Wahidah memenuhi kebutuhan keluarga dengan bekerja sebagai tukang pijat. Penghasilan bulanannya hanya Rp600-an ribu. Meski demikian, dia menjalani peran sebagai orang tua tunggal dengan semangat.

"Karena anak-anak butuh saya. Meskipun saya enggak melihat, saya harus semangat demi anak-anak saya," ujar dia.

Sebagai warga dengan ekonomi pas-pasan, Wahidah bersyukur anaknya mengikuti program Sekolah Rakyat. Dia berharap program yang digagas Presiden Prabowo Subianto ini dapat membantu putranya, Rehan, memperoleh masa depan yang lebih baik.

"Saya berterima kasih kepada Bapak Prabowo, karena dengan adanya Sekolah Rakyat ini, saya bisa memasukkan anak saya, biar lebih maju ke depannya," ujar Wahidah sembari menitikkan air mata.

Setelah sempat berkaca-kaca ketika mendengar kisah hidup Nur Wahidah, Gus Ipul lantas mengajak Rehan berdialog. Rehan merupakan siswa yang punya minat besar pada bidang olahraga. Dia bahkan pernah meraih prestasi juara II se-kecamatan dalam kejuaraan tolak peluru.

Mensos pun memotivasi Rehan agar terus rajin belajar di Sekolah Rakyat. "Mudah-mudahan betah di sini, ya," kata Gus Ipul.

Gus Ipul menambahkan, kisah Nur Wahidah baru satu dari banyak kisah serupa lainnya dari Sekolah Rakyat. "Banyak kisah-kisah haru di Sekolah Rakyat seperti ini. Mudah-mudahan keharuan ini menjadi penyemangat kita untuk maju bersama," ujar dia.

Di acara yang sama, Bupati Banyuwangi, Ipuk Fiestiandani turut memberi dukungan moril kepada Nur Wahidah. "Rehan beruntung bisa difasilitasi Sekolah Rakyat. Tapi tetap jangan lupa doakan anaknya karena doa itulah yang paling mujarab menghantarkan anak menjadi orang hebat," kata Ipuk kepada Wahidah.
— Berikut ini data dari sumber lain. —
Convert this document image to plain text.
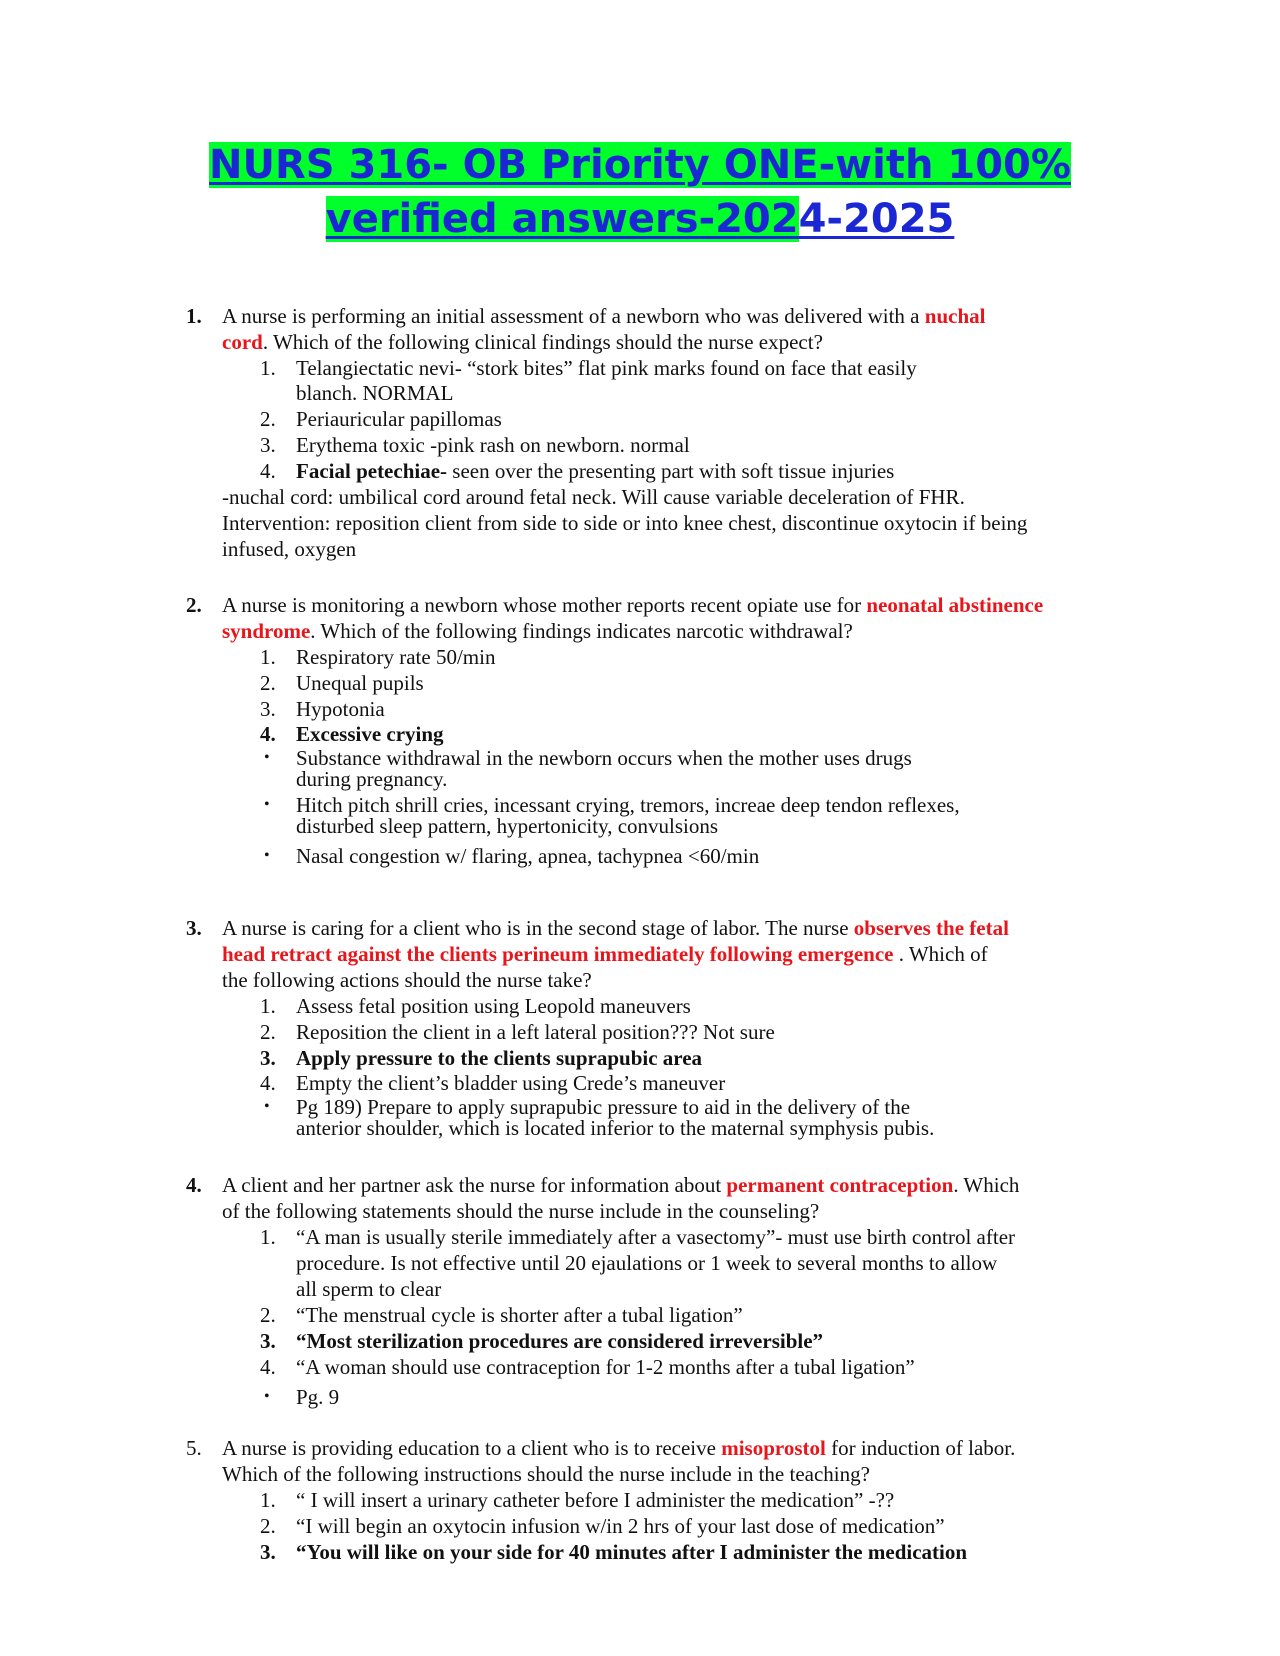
NURS 316- OB Priority ONE-with 100%
verified answers-2024-2025
1. A nurse is performing an initial assessment of a newborn who was delivered with a nuchal
cord. Which of the following clinical findings should the nurse expect?
1. Telangiectatic nevi- “stork bites” flat pink marks found on face that easily
blanch. NORMAL
2. Periauricular papillomas
3. Erythema toxic -pink rash on newborn. normal
4. Facial petechiae- seen over the presenting part with soft tissue injuries
-nuchal cord: umbilical cord around fetal neck. Will cause variable deceleration of FHR.
Intervention: reposition client from side to side or into knee chest, discontinue oxytocin if being
infused, oxygen
2. A nurse is monitoring a newborn whose mother reports recent opiate use for neonatal abstinence
syndrome. Which of the following findings indicates narcotic withdrawal?
1. Respiratory rate 50/min
2. Unequal pupils
3. Hypotonia
4. Excessive crying
• Substance withdrawal in the newborn occurs when the mother uses drugs
during pregnancy.
• Hitch pitch shrill cries, incessant crying, tremors, increae deep tendon reflexes,
disturbed sleep pattern, hypertonicity, convulsions
• Nasal congestion w/ flaring, apnea, tachypnea <60/min
3. A nurse is caring for a client who is in the second stage of labor. The nurse observes the fetal
head retract against the clients perineum immediately following emergence . Which of
the following actions should the nurse take?
1. Assess fetal position using Leopold maneuvers
2. Reposition the client in a left lateral position??? Not sure
3. Apply pressure to the clients suprapubic area
4. Empty the client’s bladder using Crede’s maneuver
• Pg 189) Prepare to apply suprapubic pressure to aid in the delivery of the
anterior shoulder, which is located inferior to the maternal symphysis pubis.
4. A client and her partner ask the nurse for information about permanent contraception. Which
of the following statements should the nurse include in the counseling?
1. “A man is usually sterile immediately after a vasectomy”- must use birth control after
procedure. Is not effective until 20 ejaulations or 1 week to several months to allow
all sperm to clear
2. “The menstrual cycle is shorter after a tubal ligation”
3. “Most sterilization procedures are considered irreversible”
4. “A woman should use contraception for 1-2 months after a tubal ligation”
• Pg. 9
5. A nurse is providing education to a client who is to receive misoprostol for induction of labor.
Which of the following instructions should the nurse include in the teaching?
1. “ I will insert a urinary catheter before I administer the medication” -??
2. “I will begin an oxytocin infusion w/in 2 hrs of your last dose of medication”
3. “You will like on your side for 40 minutes after I administer the medication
Sekolah Rakyat menjadi wujud perhatian pemerintah pada anak-anak dari keluarga miskin agar bisa mengakses pendidikan yang berkualitas demi masa depan lebih baik. Hingga kini sudah ada 165 Sekolah Rakyat beroperasi di berbagai daerah. SRT 46 Banyuwangi sendiri beroperasi sejak 30 September 2025, menampung 50 siswa SD dan 23 siswa SMA, dengan dukungan 19 guru dan 35 tenaga kependidikan.